A constatação deixou o pesquisador contente, pois a área em questão está envolvida com o sentimento de pertencimento a um grupo. Essa era justamente a região que ele esperava ver mobilizada durante o comportamento de cooperação com outros torcedores do mesmo time. “Esse é o resultado mais bonito que conseguimos”, disse. “Mas por ora não sabemos o papel dessa ativação.” Bortolini e seus colaboradores ainda precisam se debruçar sobre os resultados até chegar às conclusões definitivas da pesquisa, que serão relatadas num artigo científico a ser escrito este ano.

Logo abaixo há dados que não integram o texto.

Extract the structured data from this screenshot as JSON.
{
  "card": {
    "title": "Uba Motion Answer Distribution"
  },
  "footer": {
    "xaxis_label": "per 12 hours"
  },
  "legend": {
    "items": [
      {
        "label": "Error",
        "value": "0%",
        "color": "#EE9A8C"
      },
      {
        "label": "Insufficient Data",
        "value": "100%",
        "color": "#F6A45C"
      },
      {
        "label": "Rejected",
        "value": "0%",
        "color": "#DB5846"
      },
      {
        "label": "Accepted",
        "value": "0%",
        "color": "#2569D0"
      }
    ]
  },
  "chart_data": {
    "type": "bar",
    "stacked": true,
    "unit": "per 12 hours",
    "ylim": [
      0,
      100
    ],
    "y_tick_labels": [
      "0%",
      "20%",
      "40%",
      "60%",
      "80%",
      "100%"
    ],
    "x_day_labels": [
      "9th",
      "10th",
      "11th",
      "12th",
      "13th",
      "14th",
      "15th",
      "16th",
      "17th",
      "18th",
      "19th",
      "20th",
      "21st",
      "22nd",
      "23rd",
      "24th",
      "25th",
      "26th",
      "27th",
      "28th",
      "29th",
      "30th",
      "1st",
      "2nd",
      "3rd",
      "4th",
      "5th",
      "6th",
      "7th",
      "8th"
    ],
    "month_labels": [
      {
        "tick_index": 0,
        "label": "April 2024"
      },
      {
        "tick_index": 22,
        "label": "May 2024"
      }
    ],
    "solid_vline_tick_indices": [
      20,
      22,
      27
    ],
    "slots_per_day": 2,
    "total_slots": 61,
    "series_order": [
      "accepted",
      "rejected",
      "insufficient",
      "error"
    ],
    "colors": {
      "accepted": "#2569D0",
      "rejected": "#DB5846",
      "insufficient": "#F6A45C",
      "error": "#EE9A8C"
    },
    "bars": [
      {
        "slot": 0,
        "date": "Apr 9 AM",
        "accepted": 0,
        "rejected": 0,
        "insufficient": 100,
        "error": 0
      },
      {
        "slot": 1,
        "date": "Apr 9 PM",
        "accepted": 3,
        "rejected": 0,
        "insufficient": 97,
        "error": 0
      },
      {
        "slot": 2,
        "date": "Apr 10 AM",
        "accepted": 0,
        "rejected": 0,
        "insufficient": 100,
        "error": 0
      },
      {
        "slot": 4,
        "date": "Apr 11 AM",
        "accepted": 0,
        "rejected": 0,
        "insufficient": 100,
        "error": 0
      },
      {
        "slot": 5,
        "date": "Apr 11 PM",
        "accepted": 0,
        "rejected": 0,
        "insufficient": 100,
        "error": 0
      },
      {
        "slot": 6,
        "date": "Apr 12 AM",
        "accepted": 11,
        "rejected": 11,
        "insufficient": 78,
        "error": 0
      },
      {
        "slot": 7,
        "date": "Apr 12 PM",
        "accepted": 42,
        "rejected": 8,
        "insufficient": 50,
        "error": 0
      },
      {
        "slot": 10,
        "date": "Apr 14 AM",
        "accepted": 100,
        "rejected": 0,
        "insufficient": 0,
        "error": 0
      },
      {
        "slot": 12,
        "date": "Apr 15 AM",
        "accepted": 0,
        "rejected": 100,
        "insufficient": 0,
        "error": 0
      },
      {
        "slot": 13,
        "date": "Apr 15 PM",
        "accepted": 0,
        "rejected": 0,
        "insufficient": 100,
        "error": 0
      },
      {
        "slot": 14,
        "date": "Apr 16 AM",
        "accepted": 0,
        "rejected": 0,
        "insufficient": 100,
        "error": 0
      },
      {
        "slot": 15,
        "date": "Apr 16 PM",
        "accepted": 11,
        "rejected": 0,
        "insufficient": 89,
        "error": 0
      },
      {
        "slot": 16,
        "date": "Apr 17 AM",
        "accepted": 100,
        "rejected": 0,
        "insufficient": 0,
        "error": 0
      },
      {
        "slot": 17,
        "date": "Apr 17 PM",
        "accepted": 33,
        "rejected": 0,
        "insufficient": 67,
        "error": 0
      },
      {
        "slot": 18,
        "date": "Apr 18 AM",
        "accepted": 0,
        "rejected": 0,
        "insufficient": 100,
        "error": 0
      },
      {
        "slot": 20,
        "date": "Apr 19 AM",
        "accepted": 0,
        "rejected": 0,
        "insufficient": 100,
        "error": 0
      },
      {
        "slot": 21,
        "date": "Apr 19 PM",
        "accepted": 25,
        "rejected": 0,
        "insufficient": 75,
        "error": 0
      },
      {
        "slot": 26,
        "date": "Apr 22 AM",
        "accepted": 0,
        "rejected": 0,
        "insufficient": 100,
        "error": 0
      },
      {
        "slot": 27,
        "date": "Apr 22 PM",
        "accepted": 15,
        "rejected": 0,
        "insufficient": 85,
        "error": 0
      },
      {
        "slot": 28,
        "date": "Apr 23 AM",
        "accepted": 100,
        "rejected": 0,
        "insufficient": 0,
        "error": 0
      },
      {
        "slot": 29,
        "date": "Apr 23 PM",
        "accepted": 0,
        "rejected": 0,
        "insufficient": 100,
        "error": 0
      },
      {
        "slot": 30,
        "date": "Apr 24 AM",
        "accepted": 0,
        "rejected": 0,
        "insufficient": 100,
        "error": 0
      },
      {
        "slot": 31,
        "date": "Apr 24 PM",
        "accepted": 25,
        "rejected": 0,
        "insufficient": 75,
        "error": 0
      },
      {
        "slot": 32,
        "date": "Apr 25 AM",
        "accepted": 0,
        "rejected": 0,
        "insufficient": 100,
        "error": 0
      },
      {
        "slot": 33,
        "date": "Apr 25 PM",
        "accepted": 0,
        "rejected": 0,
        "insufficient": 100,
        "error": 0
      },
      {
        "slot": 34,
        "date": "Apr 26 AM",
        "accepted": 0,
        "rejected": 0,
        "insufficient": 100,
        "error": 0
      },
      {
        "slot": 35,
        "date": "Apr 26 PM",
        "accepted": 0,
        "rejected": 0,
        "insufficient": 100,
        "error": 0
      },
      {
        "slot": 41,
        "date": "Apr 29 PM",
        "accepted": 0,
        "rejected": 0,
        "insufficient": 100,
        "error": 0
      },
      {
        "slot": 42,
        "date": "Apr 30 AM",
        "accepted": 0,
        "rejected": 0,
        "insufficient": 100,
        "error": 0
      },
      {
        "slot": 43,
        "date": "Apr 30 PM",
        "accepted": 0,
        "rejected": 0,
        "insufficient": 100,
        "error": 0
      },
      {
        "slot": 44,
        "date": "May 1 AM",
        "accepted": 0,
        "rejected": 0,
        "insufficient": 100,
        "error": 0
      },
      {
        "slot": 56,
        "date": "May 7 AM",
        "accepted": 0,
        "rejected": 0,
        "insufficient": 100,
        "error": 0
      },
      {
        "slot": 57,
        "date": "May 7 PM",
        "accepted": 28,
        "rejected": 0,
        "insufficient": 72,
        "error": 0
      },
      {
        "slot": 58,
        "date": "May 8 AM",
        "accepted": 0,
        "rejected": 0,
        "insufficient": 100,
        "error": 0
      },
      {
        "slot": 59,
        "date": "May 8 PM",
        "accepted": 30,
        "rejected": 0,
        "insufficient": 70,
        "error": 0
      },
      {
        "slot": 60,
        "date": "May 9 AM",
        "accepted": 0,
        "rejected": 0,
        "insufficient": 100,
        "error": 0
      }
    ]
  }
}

No início de abril, faltava fazer o último dos 25 exames de ressonância magnética previstos no estudo. Mas o gaúcho estava preocupado com as sucessivas desistências e problemas técnicos. Suspeitou que estivesse sendo vítima da “maldição do 25º”, que não o deixava finalizar o trabalho experimental. Naquela tarde mesmo havia um exame agendado, mas chovera forte pela manhã e, uma hora antes do combinado, o voluntário mandou um e-mail avisando que não poderia ir.
“Esse experimento é para provar que os torcedores do Fluminense têm uma área do cérebro mais desenvolvida, não é?”, brincou o voluntário que se apresentou numa tarde de sábado. “Com certeza vai mostrar que os flamenguistas têm o cérebro atrofiado.” O tricolor, um estudante de mestrado em administração, seria o 25º participante que faltava para encerrar o estudo.
Na sala de controle, separada do aparelho de ressonância magnética por uma janela de vidro, a maldição voltou a aprontar das suas. A técnica que operava a máquina não conseguiu colocá-la em funcionamento. Mais de meia hora se passou até que o exame pudesse ser iniciado, o que atenuou a tensão de Bortolini. Mas o alívio foi passageiro: pouco depois, o vídeo exibido para o participante começou a travar. Seguiu aos trancos e barrancos, até que congelou de vez quando faltavam 2% para o final.
Frustrado, Bortolini explicou ao voluntário que não era possível aproveitar o resultado, mas que ele poderia levar o exame de ressonância para casa quando ficasse pronto. Perguntou se ele poderia voltar noutra ocasião. O tricolor carioca não se mostrou muito disposto a colaborar com o gaúcho. “Aí já vai ser mais difícil”, respondeu. Menos mal que o pesquisador, precavido, houvesse agendado um exame extra para aquela tarde. O voluntário seguinte chegou ao laboratório trazendo a mulher e o bebê de colo. A técnica teve uma premonição: “Esse é Flamengo. Agora vai.”